Cela pour dire, que les grévistes du 22 novembre 2018, apparemment formatés par le sinistre discours stalinien de Hamma Hammami, porte-parole du Front populaire, ont diabolisé à tort, dans leurs déclarations et manifestations, le FMI.

Nous disons à tort, car n’oublions pas c’est le gouvernement tunisien qui était allée solliciter le FMI pour obtenir des crédits et non le contraire. À la limite, en sa qualité de bailleur de fonds, il est tout à fait normal qu’il soit soucieux de récupérer son argent. Selon certaines sources, le FMI craint pour son argent et serait à la limite otage des gouvernements successifs tunisiens qui ne font rien pour engager les réformes structurelles souhaitées ou ont du mal à les mettre en route, en raison des résistances, notamment celles de l’UGTT.

Pour mémoire, ces réformes, contrairement à ce que fait propager le gouvernement, ne se limitent guère à la réduction de la masse salariale, bien que celle-ci soit considérée comme centrale et importante par les bailleurs de fonds.

Ce que recommande le FMI c’est tout un package de réformes qui englobe la réforme de la fiscalité, la lutte contre la corruption, la limitation de la compensation à ceux qui en ont vraiment besoin, la rationalisation de l’endettement du pays à travers la création d’une agence de trésor spécialisée dans le domaine, l’amélioration de la gouvernance et l’option, à cette fin, pour la digitilisation…
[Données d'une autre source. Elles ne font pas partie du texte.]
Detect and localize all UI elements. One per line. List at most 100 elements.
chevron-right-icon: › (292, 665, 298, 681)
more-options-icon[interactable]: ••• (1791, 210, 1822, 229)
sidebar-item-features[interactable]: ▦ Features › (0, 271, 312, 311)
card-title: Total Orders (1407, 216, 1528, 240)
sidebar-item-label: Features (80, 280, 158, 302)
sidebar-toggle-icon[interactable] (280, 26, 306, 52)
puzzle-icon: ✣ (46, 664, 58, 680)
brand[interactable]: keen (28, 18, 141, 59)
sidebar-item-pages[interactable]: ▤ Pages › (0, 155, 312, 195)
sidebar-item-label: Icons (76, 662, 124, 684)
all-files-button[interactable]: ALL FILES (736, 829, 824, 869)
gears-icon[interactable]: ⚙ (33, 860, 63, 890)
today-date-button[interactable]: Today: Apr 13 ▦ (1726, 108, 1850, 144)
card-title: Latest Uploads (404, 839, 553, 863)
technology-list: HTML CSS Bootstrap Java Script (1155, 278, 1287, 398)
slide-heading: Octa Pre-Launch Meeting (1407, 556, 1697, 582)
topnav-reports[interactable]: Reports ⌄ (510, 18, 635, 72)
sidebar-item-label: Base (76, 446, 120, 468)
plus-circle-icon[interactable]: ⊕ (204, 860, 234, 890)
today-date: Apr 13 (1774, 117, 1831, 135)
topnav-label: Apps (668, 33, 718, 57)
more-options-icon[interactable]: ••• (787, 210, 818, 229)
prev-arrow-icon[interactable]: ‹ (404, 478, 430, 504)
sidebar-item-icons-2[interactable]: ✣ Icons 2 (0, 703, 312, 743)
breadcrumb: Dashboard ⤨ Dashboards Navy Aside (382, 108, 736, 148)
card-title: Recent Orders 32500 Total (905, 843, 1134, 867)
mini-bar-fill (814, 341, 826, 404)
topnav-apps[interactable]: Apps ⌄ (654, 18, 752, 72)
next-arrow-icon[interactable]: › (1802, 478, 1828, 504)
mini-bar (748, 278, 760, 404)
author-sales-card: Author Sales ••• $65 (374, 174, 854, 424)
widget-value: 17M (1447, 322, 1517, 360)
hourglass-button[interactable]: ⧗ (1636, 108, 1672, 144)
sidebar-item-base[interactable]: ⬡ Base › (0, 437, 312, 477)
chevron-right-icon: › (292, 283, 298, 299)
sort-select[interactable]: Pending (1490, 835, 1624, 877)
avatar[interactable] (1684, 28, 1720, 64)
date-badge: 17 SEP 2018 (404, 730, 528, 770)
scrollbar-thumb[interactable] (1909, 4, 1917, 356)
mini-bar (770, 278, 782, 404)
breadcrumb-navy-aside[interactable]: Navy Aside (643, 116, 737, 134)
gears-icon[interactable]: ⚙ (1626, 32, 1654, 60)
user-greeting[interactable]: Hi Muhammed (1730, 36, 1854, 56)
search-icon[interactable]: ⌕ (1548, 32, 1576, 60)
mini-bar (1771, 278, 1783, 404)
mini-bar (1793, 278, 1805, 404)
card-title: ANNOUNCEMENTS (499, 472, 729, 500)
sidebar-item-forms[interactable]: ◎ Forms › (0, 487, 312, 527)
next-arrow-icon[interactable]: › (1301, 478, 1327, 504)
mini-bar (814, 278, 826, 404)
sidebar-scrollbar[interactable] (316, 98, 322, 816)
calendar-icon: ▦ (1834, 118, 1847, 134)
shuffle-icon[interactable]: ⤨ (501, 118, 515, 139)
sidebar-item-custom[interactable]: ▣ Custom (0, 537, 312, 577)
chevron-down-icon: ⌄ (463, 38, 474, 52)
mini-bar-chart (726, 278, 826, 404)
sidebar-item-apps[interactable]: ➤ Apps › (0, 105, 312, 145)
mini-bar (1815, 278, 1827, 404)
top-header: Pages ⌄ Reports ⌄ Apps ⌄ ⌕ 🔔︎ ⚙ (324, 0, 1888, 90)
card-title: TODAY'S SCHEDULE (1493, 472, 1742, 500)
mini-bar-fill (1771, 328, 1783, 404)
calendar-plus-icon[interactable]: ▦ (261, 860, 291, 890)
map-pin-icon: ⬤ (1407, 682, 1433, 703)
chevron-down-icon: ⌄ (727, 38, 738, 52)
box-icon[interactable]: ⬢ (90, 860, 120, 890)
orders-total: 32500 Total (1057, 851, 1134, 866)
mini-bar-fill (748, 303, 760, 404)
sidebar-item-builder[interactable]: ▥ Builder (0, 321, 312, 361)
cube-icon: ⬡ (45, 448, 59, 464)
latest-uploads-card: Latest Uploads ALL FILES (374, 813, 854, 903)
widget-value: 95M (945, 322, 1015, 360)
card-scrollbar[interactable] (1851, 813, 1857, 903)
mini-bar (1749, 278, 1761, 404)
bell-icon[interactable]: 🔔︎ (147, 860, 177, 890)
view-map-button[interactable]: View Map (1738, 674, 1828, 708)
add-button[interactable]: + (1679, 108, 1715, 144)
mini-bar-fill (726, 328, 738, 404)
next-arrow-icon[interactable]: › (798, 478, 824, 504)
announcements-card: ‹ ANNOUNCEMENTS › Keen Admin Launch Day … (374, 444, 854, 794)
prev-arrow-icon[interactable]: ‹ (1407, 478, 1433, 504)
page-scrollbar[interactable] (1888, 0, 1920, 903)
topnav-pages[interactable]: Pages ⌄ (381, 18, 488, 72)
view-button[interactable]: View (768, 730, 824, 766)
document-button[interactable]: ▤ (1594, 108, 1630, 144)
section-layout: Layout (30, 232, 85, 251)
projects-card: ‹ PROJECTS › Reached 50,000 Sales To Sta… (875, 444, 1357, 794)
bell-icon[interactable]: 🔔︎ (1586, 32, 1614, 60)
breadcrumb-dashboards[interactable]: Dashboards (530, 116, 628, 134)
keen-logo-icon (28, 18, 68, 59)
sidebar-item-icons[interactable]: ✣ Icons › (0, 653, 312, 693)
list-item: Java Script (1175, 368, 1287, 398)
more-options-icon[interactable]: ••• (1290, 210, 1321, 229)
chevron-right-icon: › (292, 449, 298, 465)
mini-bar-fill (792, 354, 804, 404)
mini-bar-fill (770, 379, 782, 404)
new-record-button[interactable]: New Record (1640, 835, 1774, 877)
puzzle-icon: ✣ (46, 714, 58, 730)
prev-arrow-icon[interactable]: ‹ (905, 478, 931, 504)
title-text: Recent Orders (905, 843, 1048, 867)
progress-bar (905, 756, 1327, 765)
Cela pour dire in fine, qu’il est déplacé et malhonnête de pointer du doigt le FMI et de lui faire assumer la responsabilité de la crise qui prévaut dans le pays. D’autres pays, comme la Corée du Sud et Singapour, ont su faire un bon usage des crédits du FMI et ont atteint les plus hauts stades de développement et de croissance.

Le mal est hélas dans nos gouvernants. Nous ne pouvons en vouloir qu’à nous-mêmes. Nous méritons amplement ce qui nous arrive. C’est le tribut de l’inconscience politique, de l’irresponsabilité, de l’impunité et de l’incompétence qui prévaut dans le pays.